100 ways to find out you've just won a Nobel


Agence France-Presse | 10/08/2009 1:55 AM

STOCKHOLM - Whether they're woken by a phone call in the wee hours or the pilot of their plane comes into the cabin to tell them, for most Nobel laureates the news that they've won the prize comes as a big surprise.

Tracking down the newest laureates to tell them of their good fortune is always tricky for the Nobel prize committees, which try to phone the winners just before the announcement is made public to give them a heads-up.

The 1998 Medicine Prize laureate, Louis Ignarro of the United States, thought someone was playing a prank on him, he recalled on the Nobel Prize website ahead of this year's Nobel season, which opens Monday with the Medicine Prize.

At the airport in Nice, France, an airport attendant gave him a telephone with "an important phone call from the US," he said, explaining that it was one of his colleagues on the line.

"He usually jokes around with me and so on and he calls me all the time. He asked me how I was doing, how was the weather, how was the trip," he said.

"I said fine, fine, but I'm very busy I have to get on the plane, let me call you in about an hour when I get to Naples.
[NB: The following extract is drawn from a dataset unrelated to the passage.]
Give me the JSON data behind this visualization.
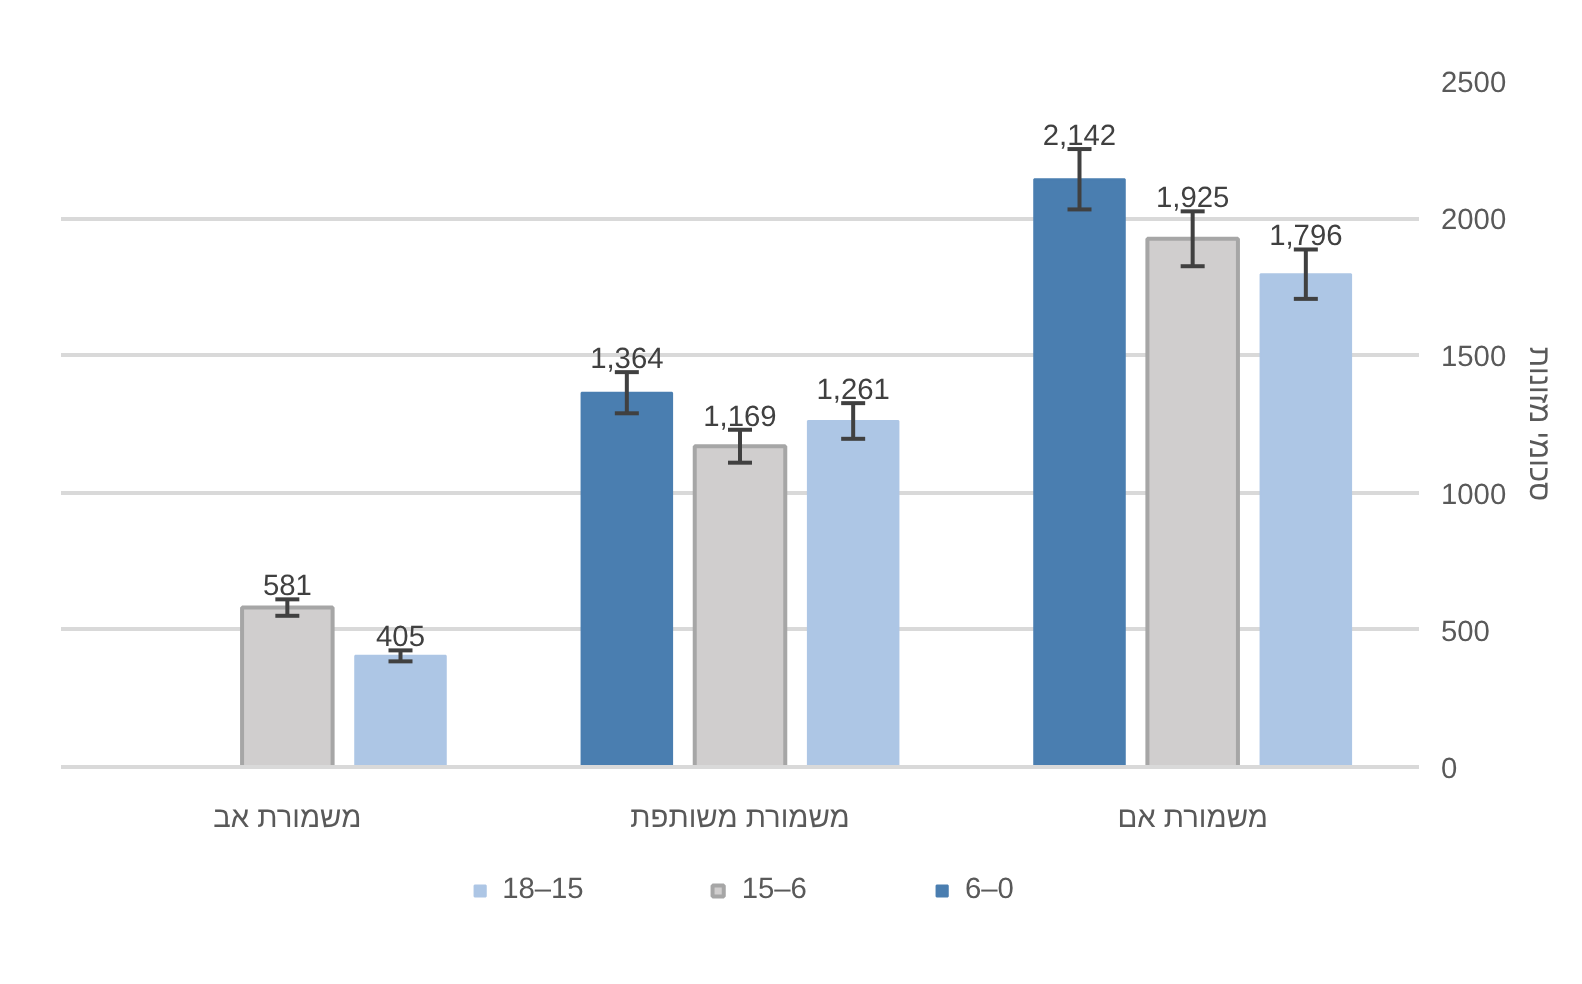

He said 'okay but before you go, I have to tell you: you won the Nobel Prize'."

The line was suddenly disconnected, and it was only after an anxious Ignarro landed in Italy that another colleague confirmed the news.

Richard Ernst of Switzerland was literally in the skies when the pilot of his plane from Moscow to New York came to his seat to inform him that he had won the 1991 Nobel Chemistry Prize.

In 1999, Germany's Guenther Grass refused to cancel a dentist's appointment even though he just learned he'd been bestowed the honour of the Literature Prize.

"It may help me calm my nerves," he joked at the time.

As for Italian dramatist Dario Fo, who won the Literature Prize in 1997, a journalist who was following his car on the motorway for a television programme pulled up alongside his window and held up a sign that read "Dario you won the Nobel."

Most laureates learn the news by a phone call from Stockholm or Oslo just a few minutes before the public announcement -- often in the middle of the night, if the winner is on the other side of the Atlantic.

"Who is this calling me in the middle of the night?," was Turkish author Orhan Pamuk's first reaction when he won the 2005 Literature Prize while in New York.

For some a ringing phone in the middle of the night sparks fear, as was the case with India's Amartya Sen.

He was afraid that "something terribly tragic must have happened" when he got the happier news that he was the 1998 Economics Prize winner.

Germany's Reinhard Selten, who won the same distinction four years earlier, thought his house had been burglarised when he came home from grocery shopping to find a crowd of people milling around outside his home.

"I stopped the car, I got out and someone came to me and said 'I congratulate you.' I said: 'For what?' And so he explained to me," he recalled.

US scientist Martin Chalfie didn't even bother to get up when he heard a phone ring in the middle of the night in 2008, convinced it was the neighbour's phone that was ringing.

"I woke up at ten after six, and I realised that they must have given the prize in chemistry, so I simply said, 'Okay, who's the schnook that got the prize this time?'," he remembered.

"And so I opened up my laptop, and I got to the Nobel Prize site and I found out I was the schnook!"

The Nobel committees prefer to inform the laureates at the last possible moment in order to prevent leaks.

"We want them not to get it too early because they have a tendency to inform their relatives and spread the news," the former permanent secretary of the Nobel medicine committee, Hans Joernvall, told AFP.

But in 2004, Wangari Maathai of Kenya told an AFP journalist in Kenya that she had won the Peace Prize 15 minutes before the formal announcement was made.

Tracking down the laureates is usually a trying task.

But Joernvall had no trouble finding Australians Robin Warren and Barry Marshall, honoured in 2005 for their joint research.

"I decided to start to phone the oldest as I usually do, and it was Warren. I told him and after a half minute, to my great surprise, he asked "Do you want to talk to Barry?," he said.

The pair had made an annual tradition of having a beer together at the pub during the Nobel medicine announcement to console each other over not winning the prize.